The most important advice I have for newsagents is: Run your business today as if today is your pay day. Too many newsagents continue to run their businesses as if their pay day is when they sell. This will not happen.

Newsagents: look at your business, your sources of traffic, your average GP. Your success will come from many small steps.

Suppliers: Get smart in your engagement with newsagents. Trust them. Treat them with respect. Share their mission to grow traffic and GP and basket value. Give newsagents complete control over what they sell of your products.


Category: magazines · Management tip · marketing · marketing tip · Newsagency benchmark · Newsagency challenges · Newsagency management · newsagency marketing · newsagency of the future · Newsagency opportunities

7 responses so far ↓

  • 1 allan wickham // Feb 7, 2014 at 8:31 AM

    Thanks for the info Mark.
    Just on the supplier note at the bottom, we are off to the Sydney gift fair next week and have changed our tags to read “retailer” instead of “newsagent”. It will be very interesting to see what change in reaction we get from some suppliers. In past years as “newsagents” we have either been ignored or shown tradional product that some suppliers percieved was for us.
    We are doing this purely as an exercise……..


  • 2 Gary // Feb 7, 2014 at 7:43 PM

    Hi Mark,

    Out of curiosity, did the data show newsagents belonging to a group ie NewsXpress perform better than independents? Obviously performance is tied to the efforts of each individual operators.

    But it would be interesting if the data shows a trend of out-performance to reflect the benefits of joining a group, and certainly convince me to seriously consider joining.


  • 3 Mark Fletcher // Feb 7, 2014 at 8:04 PM

    Gary, first up, the only group not represented in this data set in the lucky charm. They’ll tell you their magazine sales are up because of their loyalty card but they have not published any evidence supporting this.

    There are some individual newsagencies reporting excellent magazine sales growth. More newsXpress newsagencies reported magazine sales growth than any other grouping.

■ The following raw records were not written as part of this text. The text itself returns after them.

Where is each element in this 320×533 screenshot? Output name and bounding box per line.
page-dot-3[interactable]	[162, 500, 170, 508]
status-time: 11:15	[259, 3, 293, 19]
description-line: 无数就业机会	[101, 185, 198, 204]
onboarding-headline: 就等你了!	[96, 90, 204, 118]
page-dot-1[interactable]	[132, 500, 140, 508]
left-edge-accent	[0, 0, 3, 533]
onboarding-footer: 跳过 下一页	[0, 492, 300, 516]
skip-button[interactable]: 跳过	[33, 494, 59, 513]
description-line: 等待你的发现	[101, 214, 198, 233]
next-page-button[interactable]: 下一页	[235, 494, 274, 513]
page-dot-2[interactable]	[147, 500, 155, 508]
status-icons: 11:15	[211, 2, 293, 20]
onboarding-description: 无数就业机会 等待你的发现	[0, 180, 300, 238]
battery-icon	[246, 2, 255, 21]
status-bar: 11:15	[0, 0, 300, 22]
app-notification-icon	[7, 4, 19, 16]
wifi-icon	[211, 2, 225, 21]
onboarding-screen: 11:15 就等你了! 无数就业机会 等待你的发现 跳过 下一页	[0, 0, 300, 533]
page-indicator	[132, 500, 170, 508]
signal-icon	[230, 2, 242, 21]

    The real connection between newsagencies growing magazine sales is the other product categories uses to attract new customers. This is the real key. It happens that newsXpress has been driving new traffic for years and it appears to be paying off for engaged stores.

    There is life in the newsagency.


  • 4 Jeff // Feb 8, 2014 at 7:42 AM

    Very useful to have this to compare.


  • 5 Steve // Feb 10, 2014 at 12:31 PM

    I notice that 89% of stores carrying gifts reported sales growth in this category.

    Is there a correlation between stores carrying gifts / size of the gift section and stores reporting overall sales growth?

    Is basket value higher on average in stores carrying a larger range of gifts?


  • 6 Mark Fletcher // Feb 10, 2014 at 12:43 PM

    Steve I don’t have the shop floor size data.

    Gift sales should at the very least be 35% of card sales.

    One of my newsagencies is 135 sq. m. and gifts have 5% of floor space. Gifts account for 10% of sales and are up 25% YOY.

    Basket value is higher in newsagencies with a strong gift department.